Process improvement and employee development. Conducting closed-file reviews and audits will be of limited use unless the findings are fed back into the process improvement and employee development process. There is no better place to uncover trends and tendencies, — even identify potential holes in the training program — than with an effective audit and closed-file review. Results of the review can go down to the adjuster level and identify specific needs, while trends can be identified that lead to overall changes in process, increased technological support, or even improved policy language and underwriting decisions.
Ideal Audit Programs
Successful audit programs don't just tic-and-tie the file back to time-in-process metrics. Rather, they evaluate the final outcome relative to indemnity payout and loss expense management. In other words, it's important to remember that a file can be handled within all the specified parameters based on time-in-process metrics, but the quality inside the file and the indemnity and expense outcomes may be substandard. Coverage could have been “blown” or reserves not developed timely or accurately. Outside vendors could have been mishandled, or file control abdicated once attorneys became involved. There could have been recovery opportunities ignored or not followed up on. The list goes on. So while you should focus on items that are readily able to be tracked, don't be satisfied with this.
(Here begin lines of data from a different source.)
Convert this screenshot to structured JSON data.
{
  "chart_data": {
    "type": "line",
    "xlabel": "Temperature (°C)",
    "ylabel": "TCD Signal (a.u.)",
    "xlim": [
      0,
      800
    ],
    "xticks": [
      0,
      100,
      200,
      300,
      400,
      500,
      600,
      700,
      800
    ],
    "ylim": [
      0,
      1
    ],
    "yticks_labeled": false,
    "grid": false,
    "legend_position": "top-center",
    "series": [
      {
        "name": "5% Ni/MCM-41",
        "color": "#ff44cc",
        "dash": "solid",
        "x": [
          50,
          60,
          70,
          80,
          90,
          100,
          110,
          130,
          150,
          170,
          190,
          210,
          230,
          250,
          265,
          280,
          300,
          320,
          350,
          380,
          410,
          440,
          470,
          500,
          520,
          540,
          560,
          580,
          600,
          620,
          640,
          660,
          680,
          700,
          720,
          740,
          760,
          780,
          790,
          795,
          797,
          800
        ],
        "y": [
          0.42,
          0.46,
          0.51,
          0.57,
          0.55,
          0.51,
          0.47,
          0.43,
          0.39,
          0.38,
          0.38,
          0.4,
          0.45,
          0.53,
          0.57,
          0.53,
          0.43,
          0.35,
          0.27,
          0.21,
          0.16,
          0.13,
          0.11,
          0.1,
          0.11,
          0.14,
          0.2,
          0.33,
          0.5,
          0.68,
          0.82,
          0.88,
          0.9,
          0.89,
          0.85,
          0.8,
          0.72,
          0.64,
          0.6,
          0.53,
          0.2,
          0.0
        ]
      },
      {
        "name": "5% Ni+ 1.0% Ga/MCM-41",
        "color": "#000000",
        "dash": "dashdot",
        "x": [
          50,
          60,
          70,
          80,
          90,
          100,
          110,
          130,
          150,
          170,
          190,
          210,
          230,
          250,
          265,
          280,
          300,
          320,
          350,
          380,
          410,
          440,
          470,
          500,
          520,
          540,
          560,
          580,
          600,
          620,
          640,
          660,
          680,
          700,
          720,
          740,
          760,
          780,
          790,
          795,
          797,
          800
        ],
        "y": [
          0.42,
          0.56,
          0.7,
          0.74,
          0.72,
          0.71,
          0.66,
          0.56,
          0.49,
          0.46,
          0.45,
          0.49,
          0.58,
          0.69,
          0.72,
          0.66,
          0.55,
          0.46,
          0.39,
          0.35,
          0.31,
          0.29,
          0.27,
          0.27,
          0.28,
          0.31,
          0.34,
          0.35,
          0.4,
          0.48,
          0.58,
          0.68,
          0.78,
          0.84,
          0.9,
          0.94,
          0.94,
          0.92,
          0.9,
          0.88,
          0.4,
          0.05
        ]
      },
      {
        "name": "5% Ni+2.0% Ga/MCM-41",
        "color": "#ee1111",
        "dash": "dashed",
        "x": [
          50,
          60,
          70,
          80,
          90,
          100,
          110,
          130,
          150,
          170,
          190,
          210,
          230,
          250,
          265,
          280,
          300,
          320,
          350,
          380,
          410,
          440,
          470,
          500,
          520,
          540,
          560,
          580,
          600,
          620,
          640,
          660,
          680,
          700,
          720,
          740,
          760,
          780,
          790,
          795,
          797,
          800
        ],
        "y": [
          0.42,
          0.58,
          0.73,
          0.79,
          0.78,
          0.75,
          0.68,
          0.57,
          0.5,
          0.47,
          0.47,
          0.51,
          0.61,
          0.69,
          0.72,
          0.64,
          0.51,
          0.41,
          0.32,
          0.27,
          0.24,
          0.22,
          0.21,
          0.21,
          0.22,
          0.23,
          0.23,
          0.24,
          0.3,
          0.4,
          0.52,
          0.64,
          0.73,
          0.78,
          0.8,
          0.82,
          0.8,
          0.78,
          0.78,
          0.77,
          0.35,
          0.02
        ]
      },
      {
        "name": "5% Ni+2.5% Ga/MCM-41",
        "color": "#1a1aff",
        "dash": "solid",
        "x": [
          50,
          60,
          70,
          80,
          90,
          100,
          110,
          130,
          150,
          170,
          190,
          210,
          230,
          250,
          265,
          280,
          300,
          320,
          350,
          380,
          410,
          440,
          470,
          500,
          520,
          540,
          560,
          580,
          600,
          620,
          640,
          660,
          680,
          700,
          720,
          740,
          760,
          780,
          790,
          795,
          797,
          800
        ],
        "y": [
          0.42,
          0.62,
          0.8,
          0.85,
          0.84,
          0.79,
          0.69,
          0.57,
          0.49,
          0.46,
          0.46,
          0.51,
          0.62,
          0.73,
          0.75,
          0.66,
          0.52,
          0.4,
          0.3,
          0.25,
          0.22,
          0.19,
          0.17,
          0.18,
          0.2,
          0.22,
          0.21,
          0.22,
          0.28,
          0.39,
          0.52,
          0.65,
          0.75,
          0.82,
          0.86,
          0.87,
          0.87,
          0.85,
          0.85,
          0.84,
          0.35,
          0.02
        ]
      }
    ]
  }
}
Make sure to dive fully into the files to determine whether losses are being handled effectively and that money is not going out the door unnecessarily.
Remember that the objective is to pay (and pay quickly), pay pursuant to the promises made in the coverages sold, and execute as efficiently as possible. It's a tall order, to be sure. Customer and premium retention is on the line, and so is achieving an underwriting profit. Despite best efforts, the potential for overpayment and inefficiency remains.
This is where the feedback and findings from an effective auditing program can provide insights as to where process improvements can be made and training and development opportunities lie. Focusing resources on developing and maintaining solid claim-handling and oversight processes, along with a strong and effective audit program, will allow your claim department to outperform.